Kaspersky Labs (a pretty wicked good set of researchers) published an analysis on the Snowden shared source code and found it identical in part to a piece of malware known as Regin. Regin has been in the digital space for nearly 10 years and has been attributed to a number of infected systems globally.

I would encourage everyone to read and understand the analysis as it is quite thorough and interesting .. go ahead, I’ll wait .. Comparing the Regin module 50251 and the “Qwerty” keylogger – Securelist.

While I cannot speak to the course and reason behind this tool, beyond the obvious conjectures, I would stress one critical point.  Attribution and intent.

Attribution is hard and of little value

As we find with other digital attacks, attribution is very difficult and I often tell clients to not focus on that as a basis for sanity and response. This is obvious in the difficulty in attributing such attacks, but also the problems with incorrectly making such assertions. I.e., JP Morgan’s “Russian attack on the bank due to their activities” during Ukraine incident was in fact a breach due to simple human error on configuring a server.

Intent

We as the observers do not know the intent of the operatives with the malware. In this case with the NSA we have identified malware in various locations, but as we all know … malware code spreads pretty freely without much direction. The concept that one system was infected unintentionally or without purpose from the operators is pretty high.

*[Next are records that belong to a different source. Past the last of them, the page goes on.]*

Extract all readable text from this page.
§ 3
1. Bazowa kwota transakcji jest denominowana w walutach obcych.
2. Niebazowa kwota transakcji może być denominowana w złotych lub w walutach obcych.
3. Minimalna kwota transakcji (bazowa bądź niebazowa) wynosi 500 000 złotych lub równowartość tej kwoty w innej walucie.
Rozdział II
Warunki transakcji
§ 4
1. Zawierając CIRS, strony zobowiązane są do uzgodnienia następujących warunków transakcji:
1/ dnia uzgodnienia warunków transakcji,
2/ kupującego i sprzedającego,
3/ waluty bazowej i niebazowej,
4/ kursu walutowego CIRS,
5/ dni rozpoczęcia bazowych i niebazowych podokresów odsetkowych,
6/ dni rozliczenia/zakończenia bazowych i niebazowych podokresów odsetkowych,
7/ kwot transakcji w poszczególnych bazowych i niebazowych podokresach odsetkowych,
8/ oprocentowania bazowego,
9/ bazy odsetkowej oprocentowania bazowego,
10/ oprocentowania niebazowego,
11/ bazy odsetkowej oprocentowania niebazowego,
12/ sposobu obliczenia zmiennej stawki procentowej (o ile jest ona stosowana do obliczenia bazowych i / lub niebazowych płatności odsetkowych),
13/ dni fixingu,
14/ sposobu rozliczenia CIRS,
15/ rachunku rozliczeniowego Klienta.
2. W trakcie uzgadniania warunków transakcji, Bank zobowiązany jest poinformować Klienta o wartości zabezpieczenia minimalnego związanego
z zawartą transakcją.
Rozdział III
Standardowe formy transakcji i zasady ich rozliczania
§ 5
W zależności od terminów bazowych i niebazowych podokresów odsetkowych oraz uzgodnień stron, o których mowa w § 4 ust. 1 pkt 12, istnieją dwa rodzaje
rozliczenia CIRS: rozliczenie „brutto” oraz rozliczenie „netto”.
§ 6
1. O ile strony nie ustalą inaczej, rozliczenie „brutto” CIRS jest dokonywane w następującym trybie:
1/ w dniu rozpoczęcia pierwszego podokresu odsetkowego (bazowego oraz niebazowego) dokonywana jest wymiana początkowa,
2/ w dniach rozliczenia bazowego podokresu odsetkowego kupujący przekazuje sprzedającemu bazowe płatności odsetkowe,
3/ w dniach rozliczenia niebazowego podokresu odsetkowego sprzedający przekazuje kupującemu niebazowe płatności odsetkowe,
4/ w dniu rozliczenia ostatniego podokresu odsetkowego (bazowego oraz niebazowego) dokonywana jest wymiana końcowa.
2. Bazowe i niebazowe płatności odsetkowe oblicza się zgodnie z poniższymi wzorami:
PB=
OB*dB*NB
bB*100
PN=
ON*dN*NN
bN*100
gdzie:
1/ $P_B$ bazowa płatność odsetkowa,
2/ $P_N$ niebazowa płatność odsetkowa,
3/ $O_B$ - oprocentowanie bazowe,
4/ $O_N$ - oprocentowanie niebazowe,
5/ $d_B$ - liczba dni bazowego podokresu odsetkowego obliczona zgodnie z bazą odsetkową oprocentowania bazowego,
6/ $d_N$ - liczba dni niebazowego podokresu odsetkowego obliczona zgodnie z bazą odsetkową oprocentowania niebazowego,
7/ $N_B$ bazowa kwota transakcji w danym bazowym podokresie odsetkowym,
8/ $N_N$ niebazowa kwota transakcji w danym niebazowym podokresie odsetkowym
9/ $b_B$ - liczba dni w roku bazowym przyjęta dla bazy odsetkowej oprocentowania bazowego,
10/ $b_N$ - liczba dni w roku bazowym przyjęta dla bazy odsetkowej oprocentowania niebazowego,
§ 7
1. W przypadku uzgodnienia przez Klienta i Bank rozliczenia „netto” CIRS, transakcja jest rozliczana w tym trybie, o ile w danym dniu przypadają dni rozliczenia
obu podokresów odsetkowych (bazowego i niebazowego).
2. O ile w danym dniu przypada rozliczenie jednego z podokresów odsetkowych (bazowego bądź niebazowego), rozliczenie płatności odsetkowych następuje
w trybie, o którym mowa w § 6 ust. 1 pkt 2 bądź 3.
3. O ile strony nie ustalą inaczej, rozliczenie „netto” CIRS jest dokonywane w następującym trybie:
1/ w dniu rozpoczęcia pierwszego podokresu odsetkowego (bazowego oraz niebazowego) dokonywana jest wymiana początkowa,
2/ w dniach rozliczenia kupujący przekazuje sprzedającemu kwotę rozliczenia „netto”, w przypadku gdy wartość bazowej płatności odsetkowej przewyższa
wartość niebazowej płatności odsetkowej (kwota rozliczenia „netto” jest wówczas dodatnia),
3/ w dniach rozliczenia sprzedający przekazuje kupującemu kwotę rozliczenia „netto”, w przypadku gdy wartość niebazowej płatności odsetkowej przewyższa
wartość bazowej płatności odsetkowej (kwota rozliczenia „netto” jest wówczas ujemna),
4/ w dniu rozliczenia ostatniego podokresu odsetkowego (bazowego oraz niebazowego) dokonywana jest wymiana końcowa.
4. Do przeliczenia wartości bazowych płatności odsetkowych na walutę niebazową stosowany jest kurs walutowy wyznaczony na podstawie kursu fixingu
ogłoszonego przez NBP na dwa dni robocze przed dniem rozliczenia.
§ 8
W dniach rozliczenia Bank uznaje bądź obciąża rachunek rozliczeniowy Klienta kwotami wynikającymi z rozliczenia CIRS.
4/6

This comes to the forefront with our own internal analysis of attacks and breaches in our corporate environments. We must seek out all of the possible vectors, and not allow our bias or evidence on hand sway us incorrectly.

Spiegel.de article on Kaspersky report and other thoughts

Thoughts?

James

Information Security executives … is responsibility being abdicated?

Is “it is your decision not ours” statement and philosophy a cop-out within the Information Security sphere?

This is a common refrain and frustration I hear across the world of information security and information technology.  Is this true?  Is it the result of personality types that are attracted to these roles?  Is it operational and reporting structure?

In Audit it is required for independence and given visibility. Does not the business (the CIO) and the subject expertise (CISO) not have that visibility possess a requirement of due care to MAKE it work?

The perfect analogy is the legal department – they NEVER give in and walk away with a mumble, they present their case until all the facts are known and a mutual understanding is reached. Balance happens but it happens with understanding.

This point is so important to me, that it warranted a specific sharing of the thought.  I hope we can reframe our approach, and to follow a presentation off TED – focus on the WHY.  (need to find link…sorry)   These individuals in these roles provide the backbone and customer facing layer of EVERY business.

Thoughts and realizations made from stumbling around our community and today during RSA resulting from the presentations with underlying tones.